Are we sure that genes are still steering human evolution? According to Timothy Waring and Zachary Wood, two researchers from the University of Maine, the answer is no. In a study published in BioScience, they argue that culture has now overtaken genetics in determining the direction of our species.

This isn’t just a theoretical twist. Cultural changes today shape our lives, our bodies, and our societies far faster than genetic mutations ever could. That speed, they suggest, could mark the beginning of a new evolutionary chapter.

Glasses, c-sections, the internet: culture steps in where genetics falls short

Solutions to human problems no longer come exclusively from DNA. Instead, they emerge from tools, ideas, and knowledge we share. That changes everything.

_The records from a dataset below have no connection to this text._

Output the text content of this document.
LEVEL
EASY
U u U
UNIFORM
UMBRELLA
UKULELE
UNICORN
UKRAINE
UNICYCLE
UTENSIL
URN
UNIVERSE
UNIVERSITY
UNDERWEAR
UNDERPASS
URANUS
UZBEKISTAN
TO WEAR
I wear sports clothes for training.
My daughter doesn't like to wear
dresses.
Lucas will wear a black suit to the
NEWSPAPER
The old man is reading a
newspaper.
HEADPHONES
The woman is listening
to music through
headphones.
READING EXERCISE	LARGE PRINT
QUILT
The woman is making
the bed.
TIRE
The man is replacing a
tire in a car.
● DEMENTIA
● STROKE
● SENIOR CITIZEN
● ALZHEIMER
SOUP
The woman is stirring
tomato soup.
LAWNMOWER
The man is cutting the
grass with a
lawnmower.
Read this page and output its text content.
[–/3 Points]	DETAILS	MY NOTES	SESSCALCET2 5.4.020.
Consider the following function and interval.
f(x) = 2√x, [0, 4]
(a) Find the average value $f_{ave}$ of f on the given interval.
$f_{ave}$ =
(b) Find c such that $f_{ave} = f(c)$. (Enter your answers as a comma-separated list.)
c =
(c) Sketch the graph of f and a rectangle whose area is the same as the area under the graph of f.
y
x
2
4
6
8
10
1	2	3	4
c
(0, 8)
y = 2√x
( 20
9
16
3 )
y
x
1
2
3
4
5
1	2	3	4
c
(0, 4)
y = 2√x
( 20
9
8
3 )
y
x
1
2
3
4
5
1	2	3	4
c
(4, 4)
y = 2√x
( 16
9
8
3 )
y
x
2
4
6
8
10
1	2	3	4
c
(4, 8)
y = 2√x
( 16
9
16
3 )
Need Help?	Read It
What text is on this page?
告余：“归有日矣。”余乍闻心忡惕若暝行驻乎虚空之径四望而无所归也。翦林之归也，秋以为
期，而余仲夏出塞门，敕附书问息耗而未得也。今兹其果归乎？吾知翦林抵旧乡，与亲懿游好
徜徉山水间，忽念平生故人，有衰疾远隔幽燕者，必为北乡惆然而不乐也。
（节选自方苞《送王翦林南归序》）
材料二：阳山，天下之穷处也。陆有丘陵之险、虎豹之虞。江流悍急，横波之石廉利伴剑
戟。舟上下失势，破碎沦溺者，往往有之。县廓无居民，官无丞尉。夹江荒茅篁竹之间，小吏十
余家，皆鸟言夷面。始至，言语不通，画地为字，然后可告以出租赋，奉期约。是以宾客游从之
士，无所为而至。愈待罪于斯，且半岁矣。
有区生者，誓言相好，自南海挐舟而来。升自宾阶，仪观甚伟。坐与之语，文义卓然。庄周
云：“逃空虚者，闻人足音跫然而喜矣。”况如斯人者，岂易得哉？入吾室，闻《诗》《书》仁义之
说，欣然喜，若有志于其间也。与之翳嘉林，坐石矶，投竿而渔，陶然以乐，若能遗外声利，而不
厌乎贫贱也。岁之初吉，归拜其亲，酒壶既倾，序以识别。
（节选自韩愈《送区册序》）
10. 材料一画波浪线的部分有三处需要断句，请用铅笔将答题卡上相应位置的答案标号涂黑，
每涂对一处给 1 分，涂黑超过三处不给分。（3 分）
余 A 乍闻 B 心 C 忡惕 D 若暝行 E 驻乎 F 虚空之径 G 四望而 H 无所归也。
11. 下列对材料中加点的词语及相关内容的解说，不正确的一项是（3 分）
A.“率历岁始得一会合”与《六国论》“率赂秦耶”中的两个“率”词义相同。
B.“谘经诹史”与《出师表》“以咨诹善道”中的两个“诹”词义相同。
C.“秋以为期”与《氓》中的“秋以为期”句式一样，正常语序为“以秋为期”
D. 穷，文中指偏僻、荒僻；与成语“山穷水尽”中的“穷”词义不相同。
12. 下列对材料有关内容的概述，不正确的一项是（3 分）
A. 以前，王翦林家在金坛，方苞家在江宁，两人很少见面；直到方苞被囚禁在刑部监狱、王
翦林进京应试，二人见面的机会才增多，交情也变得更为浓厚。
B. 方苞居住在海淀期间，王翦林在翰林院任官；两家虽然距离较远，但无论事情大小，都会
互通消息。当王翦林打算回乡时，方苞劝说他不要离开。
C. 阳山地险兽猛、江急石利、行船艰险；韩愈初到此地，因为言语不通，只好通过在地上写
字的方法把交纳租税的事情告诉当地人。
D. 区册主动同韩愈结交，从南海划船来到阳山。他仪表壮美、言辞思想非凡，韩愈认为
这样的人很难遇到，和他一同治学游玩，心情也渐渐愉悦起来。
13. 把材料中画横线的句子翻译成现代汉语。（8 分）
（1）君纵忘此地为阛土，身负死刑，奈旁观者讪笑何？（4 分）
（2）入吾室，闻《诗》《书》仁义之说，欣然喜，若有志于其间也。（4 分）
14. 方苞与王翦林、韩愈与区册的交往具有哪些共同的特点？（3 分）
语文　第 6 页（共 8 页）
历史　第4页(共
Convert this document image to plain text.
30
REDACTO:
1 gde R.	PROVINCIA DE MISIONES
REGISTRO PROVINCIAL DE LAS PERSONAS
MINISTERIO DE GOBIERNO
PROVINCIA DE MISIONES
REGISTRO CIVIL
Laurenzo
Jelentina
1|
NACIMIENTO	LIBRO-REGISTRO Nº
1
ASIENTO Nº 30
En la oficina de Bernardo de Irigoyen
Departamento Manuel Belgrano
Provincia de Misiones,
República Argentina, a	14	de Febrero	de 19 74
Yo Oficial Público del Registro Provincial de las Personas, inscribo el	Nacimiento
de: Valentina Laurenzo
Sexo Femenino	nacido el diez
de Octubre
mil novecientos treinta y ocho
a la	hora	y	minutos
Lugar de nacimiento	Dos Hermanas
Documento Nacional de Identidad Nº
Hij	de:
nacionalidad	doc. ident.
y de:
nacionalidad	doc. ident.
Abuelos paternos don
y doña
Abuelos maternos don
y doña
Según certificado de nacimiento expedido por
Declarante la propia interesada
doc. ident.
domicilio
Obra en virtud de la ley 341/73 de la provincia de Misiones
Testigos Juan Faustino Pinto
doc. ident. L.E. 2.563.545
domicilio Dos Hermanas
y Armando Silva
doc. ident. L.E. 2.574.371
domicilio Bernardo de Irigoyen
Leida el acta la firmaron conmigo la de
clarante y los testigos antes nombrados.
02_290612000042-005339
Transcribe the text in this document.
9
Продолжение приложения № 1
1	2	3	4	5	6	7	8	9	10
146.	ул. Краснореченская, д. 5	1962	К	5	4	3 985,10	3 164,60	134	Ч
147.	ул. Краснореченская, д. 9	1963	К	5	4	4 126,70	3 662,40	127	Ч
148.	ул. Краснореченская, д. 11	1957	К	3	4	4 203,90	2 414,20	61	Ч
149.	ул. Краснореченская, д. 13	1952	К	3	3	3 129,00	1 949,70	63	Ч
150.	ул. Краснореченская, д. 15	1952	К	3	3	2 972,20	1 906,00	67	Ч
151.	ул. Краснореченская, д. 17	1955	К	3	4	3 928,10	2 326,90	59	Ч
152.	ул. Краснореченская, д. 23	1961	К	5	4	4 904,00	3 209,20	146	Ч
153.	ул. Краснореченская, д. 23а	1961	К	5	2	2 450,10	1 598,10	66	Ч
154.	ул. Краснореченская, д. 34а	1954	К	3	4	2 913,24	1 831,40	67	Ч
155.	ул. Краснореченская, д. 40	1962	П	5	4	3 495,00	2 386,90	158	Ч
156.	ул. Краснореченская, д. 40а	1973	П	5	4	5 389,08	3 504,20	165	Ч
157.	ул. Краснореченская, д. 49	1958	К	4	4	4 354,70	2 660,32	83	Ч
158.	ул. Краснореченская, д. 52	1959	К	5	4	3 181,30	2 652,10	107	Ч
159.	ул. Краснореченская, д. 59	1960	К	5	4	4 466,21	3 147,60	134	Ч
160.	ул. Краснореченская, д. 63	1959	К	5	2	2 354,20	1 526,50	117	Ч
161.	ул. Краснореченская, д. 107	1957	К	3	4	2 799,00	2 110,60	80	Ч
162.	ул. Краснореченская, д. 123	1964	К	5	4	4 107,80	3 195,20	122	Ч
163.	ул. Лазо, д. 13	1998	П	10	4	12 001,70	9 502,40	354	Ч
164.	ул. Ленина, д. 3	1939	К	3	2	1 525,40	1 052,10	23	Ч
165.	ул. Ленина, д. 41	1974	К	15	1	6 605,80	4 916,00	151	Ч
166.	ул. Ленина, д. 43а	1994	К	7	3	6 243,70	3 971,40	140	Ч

The researchers explain that culture works like a fast adaptation system, one that responds to environmental and social challenges in a fraction of the time genes require. Consider something as simple as eyeglasses: a person with poor eyesight centuries ago would have struggled to survive or contribute to their community. Today, a small cultural artifact neutralizes that “genetic flaw.”

The same goes for cesarean births or vaccinations—cultural interventions that allow people who might once have been fragile, genetically speaking, to live, thrive, and pass on their traits.

As Wood puts it,

“Culture is driving evolution at a pace that genes cannot match.”

And this pace isn’t only about technology. It extends to the way societies themselves are organized.

The rise of the human “superorganism”

This is not science fiction. According to Waring and Wood, humans may be evolving from an individualist species into a collective one, where survival increasingly depends on group strength. Ants, bees, and termites already live in this way—highly organized, deeply interdependent communities.

DNA passes passively from parents to children. Culture, by contrast, is actively learned through behavior, imitation, language, and personal choice. It is not merely inherited—it’s something we adopt, adapt, and then decide to pass on.

That’s why public schools, healthcare systems, justice institutions, and technological networks are not just services. They’re evolutionary engines, shaping not only how we live but who we become as a species.

From biology to culture: the future is already here

Medical technologies, digital platforms, and social choices are already rewriting the rules of reproduction and survival. Assisted fertilization, gene editing, even the daily pull of social media—they all place us inside cultural systems that directly mold our biology.

Waring argues that we may soon find ourselves in a world where cultural decisions influence our evolution more than genes ever did. That possibility opens thorny questions: How much control will we really have over these choices? And at what cost?

When culture deepens inequality

But cultural evolution doesn’t always mean progress. Nor does it flow equally across the globe.

Wood stresses this point:

“We’re not saying that the most technologically advanced societies are better. Culture can evolve in both positive and negative directions. And not everyone has equal access to the same cultural tools.”

If survival increasingly depends on cultural systems, then access to healthcare, education, technology, and information becomes urgent—an evolutionary issue, not just a political one. Without equity, new forms of exclusion may emerge, reshaping not only daily life but the trajectory of humanity itself.

That’s why the researchers are developing mathematical models to track this shift, to understand where it’s taking us, and to imagine how we might guide it more sustainably.

As Waring concludes,

“Our future may depend less on the genes we inherit and far more on the cultural systems we choose to build.”